US Judge Blocks Trump-Era Policy Allowing Swift Deportations to Third Countries Without Due Process
Federal court says migrants must receive meaningful notice and opportunity to challenge removals; ruling paused for 15 days pending appeal
A federal judge ruled that the Trump administration had adopted an unlawful policy allowing the rapid deportation of migrants to countries other than their own without giving them an opportunity to object or raise concerns about their safety.
US District Judge Brian Murphy in Boston issued a final ruling declaring the US Department of Homeland Security’s policy invalid, in a case the administration expects will ultimately be decided by the US Supreme Court.
The policy, adopted in March 2025 as part of Republican President Donald Trump’s immigration crackdown, failed to protect the due process rights of migrants who, without notice, could be swiftly deported to “an unfamiliar and potentially dangerous country”, Murphy said.

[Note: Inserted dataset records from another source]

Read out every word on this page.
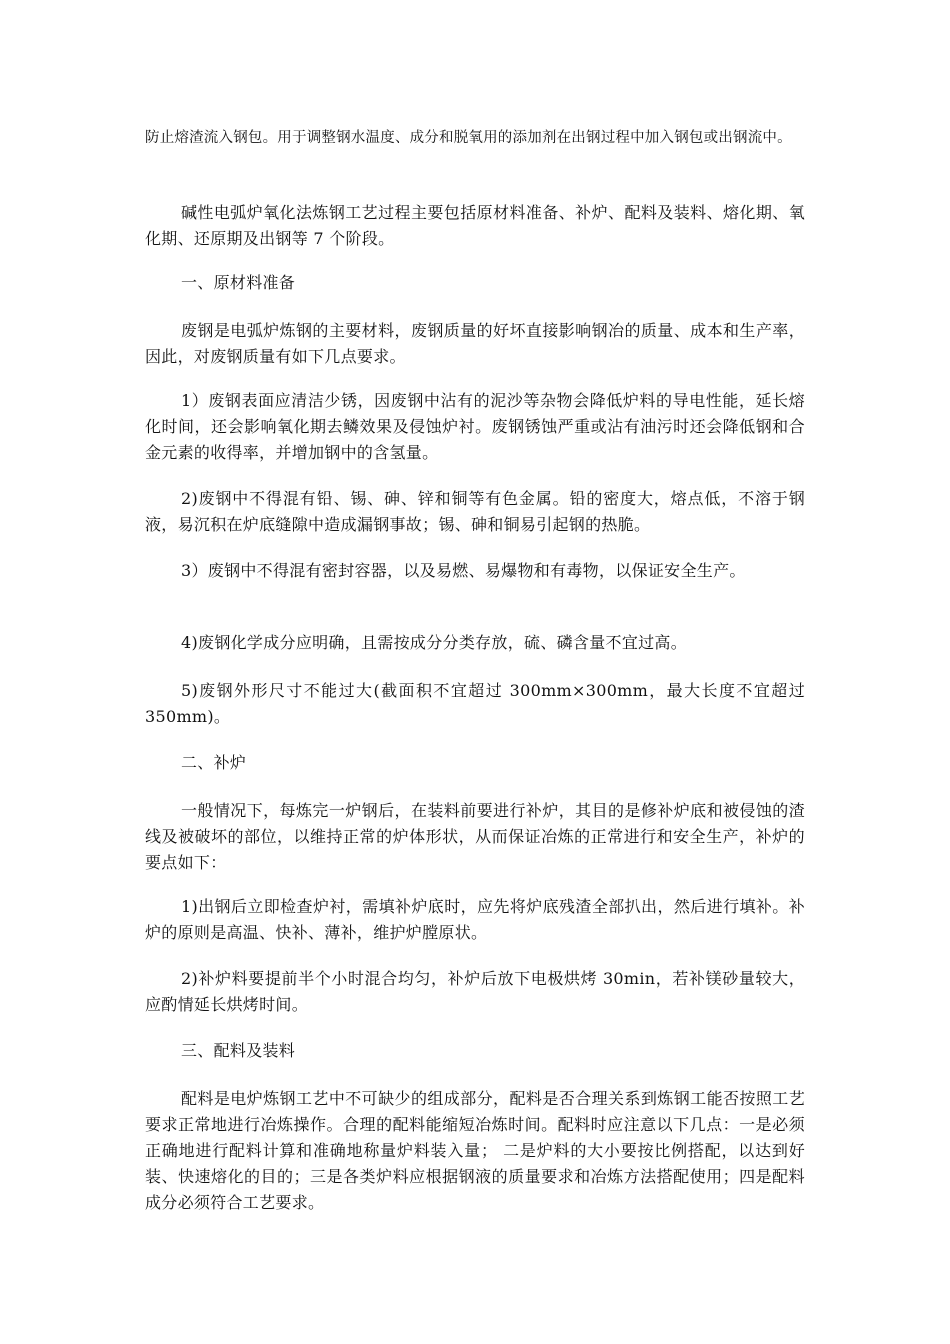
防止熔渣流入钢包。用于调整钢水温度、成分和脱氧用的添加剂在出钢过程中加入钢包或出钢流中。

碱性电弧炉氧化法炼钢工艺过程主要包括原材料准备、补炉、配料及装料、熔化期、氧化期、还原期及出钢等 7 个阶段。

一、原材料准备

废钢是电弧炉炼钢的主要材料，废钢质量的好坏直接影响钢冶的质量、成本和生产率，因此，对废钢质量有如下几点要求。

1）废钢表面应清洁少锈，因废钢中沾有的泥沙等杂物会降低炉料的导电性能，延长熔化时间，还会影响氧化期去鳞效果及侵蚀炉衬。废钢锈蚀严重或沾有油污时还会降低钢和合金元素的收得率，并增加钢中的含氢量。

2)废钢中不得混有铅、锡、砷、锌和铜等有色金属。铅的密度大，熔点低，不溶于钢液，易沉积在炉底缝隙中造成漏钢事故；锡、砷和铜易引起钢的热脆。

3）废钢中不得混有密封容器，以及易燃、易爆物和有毒物，以保证安全生产。

4)废钢化学成分应明确，且需按成分分类存放，硫、磷含量不宜过高。

5)废钢外形尺寸不能过大(截面积不宜超过 300mm×300mm，最大长度不宜超过 350mm)。

二、补炉

一般情况下，每炼完一炉钢后，在装料前要进行补炉，其目的是修补炉底和被侵蚀的渣线及被破坏的部位，以维持正常的炉体形状，从而保证冶炼的正常进行和安全生产，补炉的要点如下：

1)出钢后立即检查炉衬，需填补炉底时，应先将炉底残渣全部扒出，然后进行填补。补炉的原则是高温、快补、薄补，维护炉膛原状。

2)补炉料要提前半个小时混合均匀，补炉后放下电极烘烤 30min，若补镁砂量较大，应酌情延长烘烤时间。

三、配料及装料

配料是电炉炼钢工艺中不可缺少的组成部分，配料是否合理关系到炼钢工能否按照工艺要求正常地进行冶炼操作。合理的配料能缩短冶炼时间。配料时应注意以下几点：一是必须正确地进行配料计算和准确地称量炉料装入量； 二是炉料的大小要按比例搭配，以达到好装、快速熔化的目的；三是各类炉料应根据钢液的质量要求和冶炼方法搭配使用；四是配料成分必须符合工艺要求。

Murphy noted that the administration had argued it would be acceptable for immigration officers to deport individuals to so-called third countries they did not originate from, provided the Department of Homeland Security (DHS) was unaware of any immediate threat to their lives upon arrival.
“It is not fine, nor is it lawful,” Murphy wrote. He was appointed by Democratic President Joe Biden.
The judge set aside the policy and ruled that migrants subject to it were entitled to meaningful notice and an opportunity to raise objections to removal to third countries. However, he suspended the effect of his ruling for 15 days to allow the administration time to appeal, citing the case’s “importance and its unusual history”.
He referred to earlier interventions by the Supreme Court, which had lifted a preliminary injunction Murphy issued in April protecting migrants facing deportation to third countries, and later allowed eight men to be sent to South Sudan.
While that earlier injunction was in force, it hampered the administration’s efforts to send migrants to countries other than their places of origin, including South Sudan, Libya and El Salvador.
A DHS spokesperson said the department was “confident we will be vindicated again”, pointing to the Supreme Court’s earlier rulings in its favour.
“DHS must be allowed to exercise its lawful authority and remove illegal migrants to a country willing to accept them,” the spokesperson said.
Wednesday’s ruling came in a class action lawsuit filed on behalf of migrants facing deportation to countries not previously named in their removal orders or identified during immigration court proceedings.
Under the policy, migrants could be deported to such countries if immigration authorities had credible diplomatic assurances they would not face persecution or torture, or if they were given as little as six hours’ notice of their removal.
Trina Realmuto, a lawyer for the plaintiffs at the National Immigration Litigation Alliance, described the ruling as “a forceful statement from the court that the administration’s third-country removal policy is unconstitutional”.
“Under the government’s policy, people have been forcibly returned to countries where US immigration judges have found they will be persecuted or tortured,” Realmuto said.
Department of Justice lawyers had argued the policy complied with immigration law and due process requirements and was necessary to deport migrants whose home countries refused to accept them because of crimes they had committed.